Who was the real Jackson Boudreaux? The Beast that snarled and snapped? The suave sophisticate at ease in front of crowds? Or the sad, lonely man with a mysterious tattoo and eyes full of bad memories?
J.T. Geissinger dazzles the reader with her flawless characterisations and settings that are so real, they become memories of places you’ve visited, not stories you’ve read. This splendidly written, sexy, feel-good romance compelled me to highlight entire pages at a time because I wanted to be able to re-read them over and over again, and every time I think of this story, I find myself smiling like a fool. A delightful must-read.
“Love isn’t butterflies, boo. It isn’t weak knees. It’s a pride of lions. It’s a pack of wolves. It’s ‘I’ve got your back even if it costs me my own life,’ because unlike romance that fizzles at the first sign of trouble, love will fight to the death.”
Before you judge me, let me just say in my defense that my brain wasn’t firing on all cylinders on account of the sexual tension between Jackson and me in the kitchen, fright over how erratically he’d been driving, making him laugh (a beautiful, unexpected sound), having his big, warm hand settle on my shoulder in a gentle yet distinctly possessive grip, and seeing Trace standing on my front porch in the middle of the night.
So yes. I kissed Jackson.
That wasn’t the bad part. His lips were soft, his face was smooth, and he smelled even better up close. The bad part was that he didn’t kiss me back.
When it became clear after several long moments that he wasn’t opening his mouth, and had in fact frozen stiff as a corpse left out in the snow, I withdrew a few inches and sheepishly looked at him.
He said, “Did you just kiss me to try to make him jealous?”
I said, “Um.”
We stared at each other.
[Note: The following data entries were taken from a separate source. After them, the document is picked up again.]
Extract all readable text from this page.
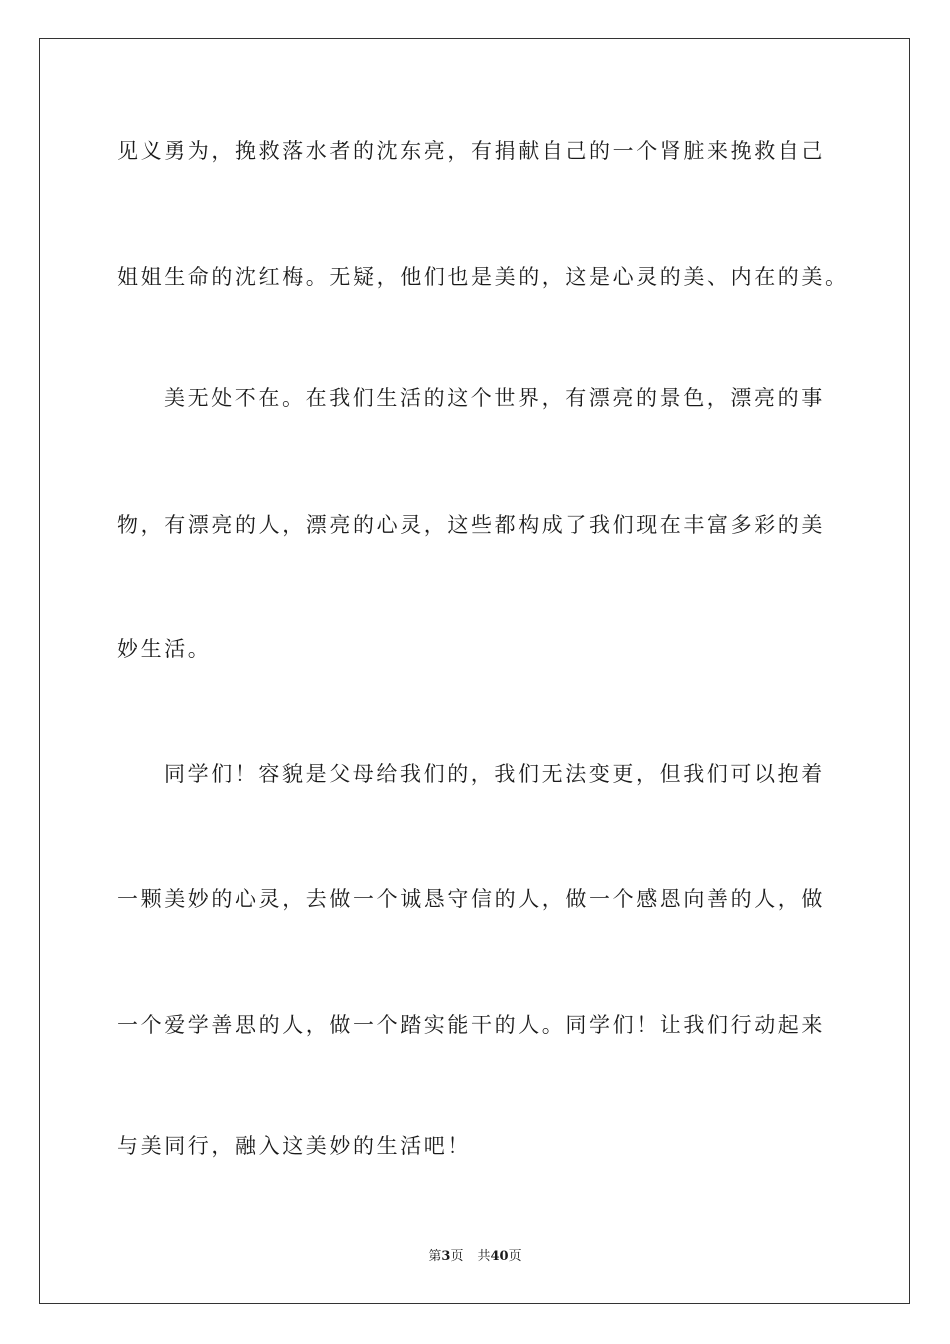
见义勇为，挽救落水者的沈东亮，有捐献自己的一个肾脏来挽救自己
姐姐生命的沈红梅。无疑，他们也是美的，这是心灵的美、内在的美。
美无处不在。在我们生活的这个世界，有漂亮的景色，漂亮的事
物，有漂亮的人，漂亮的心灵，这些都构成了我们现在丰富多彩的美
妙生活。
同学们！容貌是父母给我们的，我们无法变更，但我们可以抱着
一颗美妙的心灵，去做一个诚恳守信的人，做一个感恩向善的人，做
一个爱学善思的人，做一个踏实能干的人。同学们！让我们行动起来
与美同行，融入这美妙的生活吧！
第3页 共40页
I felt like every one of my nerve endings had been dipped in lighter fluid and set on fire.
He lifted his hand and slowly brushed his thumb over my lower lip. His voice an octave lower, he said, “You caught me off guard. Let’s try it again. And this time put your hand on my chest so it looks more authentic.”
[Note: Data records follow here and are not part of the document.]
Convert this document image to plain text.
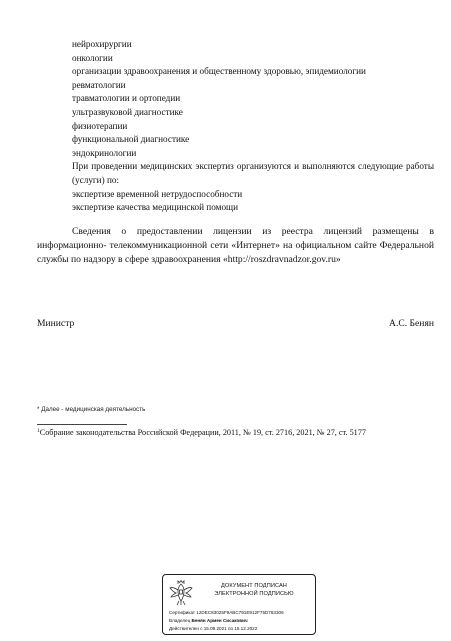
нейрохирургии
онкологии
организации здравоохранения и общественному здоровью, эпидемиологии
ревматологии
травматологии и ортопедии
ультразвуковой диагностике
физиотерапии
функциональной диагностике
эндокринологии
При проведении медицинских экспертиз организуются и выполняются следующие работы (услуги) по:
экспертизе временной нетрудоспособности
экспертизе качества медицинской помощи
Сведения о предоставлении лицензии из реестра лицензий размещены в информационно- телекоммуникационной сети «Интернет» на официальном сайте Федеральной службы по надзору в сфере здравоохранения «http://roszdravnadzor.gov.ru»
Министр	А.С. Бенян
* Далее - медицинская деятельность
$^1$Собрание законодательства Российской Федерации, 2011, № 19, ст. 2716, 2021, № 27, ст. 5177
ДОКУМЕНТ ПОДПИСАН
ЭЛЕКТРОННОЙ ПОДПИСЬЮ
Сертификат 12DEC83025F9ABC791E912F75D763306
Владелец Бенян Армен Сисакович
Действителен с 15.09.2021 по 15.12.2022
I grumbled, “Lord, you’re bossy—”
But then I shut up because Jackson took my mouth and I couldn’t think, let alone speak.
He tasted like bourbon and secrets and frustrated desire and kissed like he was starving. It started out slow, his tongue gently parting my lips, his big hands cradling my head, but quickly turned hot and greedy. When I curled my hand into his hair and pulled him closer, he made a low, masculine sound deep in his throat that might have been the sexiest noise I’d heard in my entire life.
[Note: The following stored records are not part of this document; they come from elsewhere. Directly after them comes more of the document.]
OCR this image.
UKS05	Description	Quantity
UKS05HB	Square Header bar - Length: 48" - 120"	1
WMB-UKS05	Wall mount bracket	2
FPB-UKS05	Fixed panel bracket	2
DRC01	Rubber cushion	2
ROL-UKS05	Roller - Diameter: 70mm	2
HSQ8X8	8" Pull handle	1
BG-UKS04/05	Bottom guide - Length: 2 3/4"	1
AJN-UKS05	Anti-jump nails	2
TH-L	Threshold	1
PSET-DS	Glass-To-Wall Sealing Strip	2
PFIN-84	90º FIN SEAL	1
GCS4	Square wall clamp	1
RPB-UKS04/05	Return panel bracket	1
After what felt like forever, he pulled away first. We were both breathing hard.
I opened my eyes and looked at him and became concerned that my panties might spontaneously combust from the look he was giving me.
He whispered, “God, I hope you have a lot of exes you want to make jealous.”
Intensely aroused and equally shocked by my behavior— I don’t have a habit of randomly attack-kissing men— I sat back and smoothed my hands over my hair. I said, “Only the one, unfortunately.”
He jumped on that faster than a hot knife goes through butter. “Unfortunately?”